Urban parks also offer great areas to walk in cities and towns around the country and more than 175 national looped walks have been developed throughout Ireland, ranging from short strolls to longer walks.
As a means of promoting walking as an activity in the community, the Slí na Sláinte initiative also offers walking leader training courses as well as workshops that teach participants all they need to know about walking. Details of courses coming up in 2013 are on the website. Kelleher, who supports a number of local walking groups in Cork, says they are a great way to get active in the new year.
“Many people need that extra bit of encouragement to go for a walk and being part of a group can often give you that extra push to put on your walking shoes and get out and about. These walking groups aim to do just that in a fun and sociable way,” she says.
10 tips to get started in walking
1.If you have not been active for some time or have a health problem, consult your doctor before you start.
2.Start at a level suitable for your age and fitness level. If you are just starting out, walk briskly for 10 minutes two or three times a week. Gradually build up to at least 30 minutes five days a week, or to the total of 150 minutes in the week in other increments. To get even fitter, build up to 60 minutes of brisk walking five days a week, or to the total of 300 minutes in other increments.
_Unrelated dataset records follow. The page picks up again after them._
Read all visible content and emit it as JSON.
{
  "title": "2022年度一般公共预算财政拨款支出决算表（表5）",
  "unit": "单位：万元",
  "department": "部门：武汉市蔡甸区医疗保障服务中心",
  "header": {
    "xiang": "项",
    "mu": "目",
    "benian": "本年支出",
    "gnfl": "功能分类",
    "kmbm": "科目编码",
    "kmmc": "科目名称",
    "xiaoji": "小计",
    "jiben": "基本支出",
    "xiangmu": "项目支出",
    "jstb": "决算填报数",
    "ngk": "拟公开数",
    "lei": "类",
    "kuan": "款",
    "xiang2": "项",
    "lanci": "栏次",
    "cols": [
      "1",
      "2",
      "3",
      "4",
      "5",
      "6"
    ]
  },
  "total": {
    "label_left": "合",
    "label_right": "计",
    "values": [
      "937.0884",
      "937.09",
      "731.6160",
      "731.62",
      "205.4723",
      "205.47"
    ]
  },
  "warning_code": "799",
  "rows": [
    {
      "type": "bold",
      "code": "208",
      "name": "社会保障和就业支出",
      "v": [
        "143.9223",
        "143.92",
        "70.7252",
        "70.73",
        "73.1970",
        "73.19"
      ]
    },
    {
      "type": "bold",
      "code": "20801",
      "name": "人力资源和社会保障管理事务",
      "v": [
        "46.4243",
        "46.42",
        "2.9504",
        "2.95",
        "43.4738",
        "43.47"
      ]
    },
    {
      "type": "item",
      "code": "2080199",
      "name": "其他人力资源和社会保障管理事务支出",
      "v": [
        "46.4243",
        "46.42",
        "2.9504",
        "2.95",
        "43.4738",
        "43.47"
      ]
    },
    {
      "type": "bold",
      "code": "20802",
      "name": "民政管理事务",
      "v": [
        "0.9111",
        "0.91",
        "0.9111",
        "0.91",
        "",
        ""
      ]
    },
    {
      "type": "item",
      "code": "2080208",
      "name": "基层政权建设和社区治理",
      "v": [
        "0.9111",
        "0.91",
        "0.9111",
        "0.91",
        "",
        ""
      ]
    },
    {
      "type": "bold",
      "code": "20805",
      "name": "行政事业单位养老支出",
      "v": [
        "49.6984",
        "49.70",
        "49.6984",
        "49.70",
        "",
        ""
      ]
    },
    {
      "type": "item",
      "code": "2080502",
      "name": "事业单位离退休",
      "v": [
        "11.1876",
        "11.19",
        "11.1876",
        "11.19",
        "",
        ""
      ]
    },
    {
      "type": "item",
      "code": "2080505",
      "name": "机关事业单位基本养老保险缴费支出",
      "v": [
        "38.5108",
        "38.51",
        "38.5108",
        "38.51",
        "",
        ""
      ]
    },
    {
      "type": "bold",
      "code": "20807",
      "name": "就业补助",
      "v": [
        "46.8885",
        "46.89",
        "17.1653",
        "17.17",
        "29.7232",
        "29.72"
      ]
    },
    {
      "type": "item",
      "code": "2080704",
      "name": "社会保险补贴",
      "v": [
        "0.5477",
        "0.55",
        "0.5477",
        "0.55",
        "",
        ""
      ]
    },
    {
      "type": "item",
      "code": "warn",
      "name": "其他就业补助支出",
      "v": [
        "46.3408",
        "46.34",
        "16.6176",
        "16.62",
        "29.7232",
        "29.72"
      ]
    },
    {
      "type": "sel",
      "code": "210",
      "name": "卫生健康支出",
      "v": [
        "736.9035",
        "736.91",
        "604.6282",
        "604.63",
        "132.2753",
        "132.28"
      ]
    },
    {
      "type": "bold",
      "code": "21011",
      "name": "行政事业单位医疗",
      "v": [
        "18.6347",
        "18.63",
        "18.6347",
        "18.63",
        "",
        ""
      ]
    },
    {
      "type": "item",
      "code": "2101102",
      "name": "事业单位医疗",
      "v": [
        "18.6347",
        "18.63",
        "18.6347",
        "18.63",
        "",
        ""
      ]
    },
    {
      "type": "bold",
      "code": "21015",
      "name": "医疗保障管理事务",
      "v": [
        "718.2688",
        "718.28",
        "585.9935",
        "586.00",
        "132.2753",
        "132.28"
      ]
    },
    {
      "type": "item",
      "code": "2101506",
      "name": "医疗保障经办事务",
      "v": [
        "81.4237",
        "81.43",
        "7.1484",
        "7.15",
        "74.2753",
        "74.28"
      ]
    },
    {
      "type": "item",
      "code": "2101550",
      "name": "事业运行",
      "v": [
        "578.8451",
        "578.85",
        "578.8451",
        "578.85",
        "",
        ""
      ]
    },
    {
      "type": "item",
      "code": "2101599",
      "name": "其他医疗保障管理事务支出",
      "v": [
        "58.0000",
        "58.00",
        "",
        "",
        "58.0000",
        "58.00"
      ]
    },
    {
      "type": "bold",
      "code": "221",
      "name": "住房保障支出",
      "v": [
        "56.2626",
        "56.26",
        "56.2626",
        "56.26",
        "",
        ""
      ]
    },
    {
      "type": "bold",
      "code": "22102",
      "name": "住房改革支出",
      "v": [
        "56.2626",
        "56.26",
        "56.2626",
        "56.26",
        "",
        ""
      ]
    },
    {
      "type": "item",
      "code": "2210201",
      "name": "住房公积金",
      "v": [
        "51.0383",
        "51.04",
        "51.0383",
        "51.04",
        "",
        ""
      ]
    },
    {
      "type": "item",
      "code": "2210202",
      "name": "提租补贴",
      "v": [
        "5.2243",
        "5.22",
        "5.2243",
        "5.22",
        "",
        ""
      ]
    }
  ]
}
3.Warm up and cool down: your body needs time to warm up before you can be active at a moderate intensity, otherwise you risk injury or discomfort. Similarly, as you come to the end of your activity, it is a good idea to include some stretching.
4.If you are new to walking, why not start with well-known walks close to where you live, such as in a local park or along a beach. Start with easy walks, mostly level with a good underfoot surface.
As you get comfortable with these you can venture further afield, trying something a little harder as you grow in confidence.
5.It’s good to keep your posture straight, your head up, back straight, and shoulders level when walking. Try not to lean forward or back at the waist, as this is an easy way to fatigue the body.
6.It’s worth investing in comfortable footwear for walking. If your walking is mainly on the flat, comfortable trainers are perfect. If you’re walking on tracks and trails, then something a bit sturdier, offering ankle support, may be required. A light water-resistant jacket is always recommended for Irish weather. A small backpack and water bottle are also recommended for longer walks.
Walking poles are used by many walkers as in addition to offering good support and reducing impact on knees and other joints, they also offer an upper body workout.
7.Buddy up. Walking with family, friends and other walking enthusiasts is always good and certainly makes the kilometres pass quickly.
8.Plan your walk. Some pre-walk planning is always required to ensure an enjoyable and safe day out. Plan your daily walk during daylight hours and tell someone where you’re walking and when you should be expected back. Carry a mobile phone when out walking.
9.Try to establish a daily walking routine that suits your schedule, getting out for a good walk every day. Once you’re comfortable with walking, start setting a few new targets like extending your walking distance or doing certain walks a bit faster. You may also consider signing up for a three, five or even 10km walking event.
10.Make walking a habit. Try to incorporate walking into your lifestyle at work, at home and at leisure. Walk during your lunch break for 10-15 minutes, walk to meetings or take the stairs instead of the lift. Walk the children to school or take your dog for a walk. Park the car further from the entrance to your destination or get off the bus stop a few stops earlier. Be prepared and bring your walking shoes to work.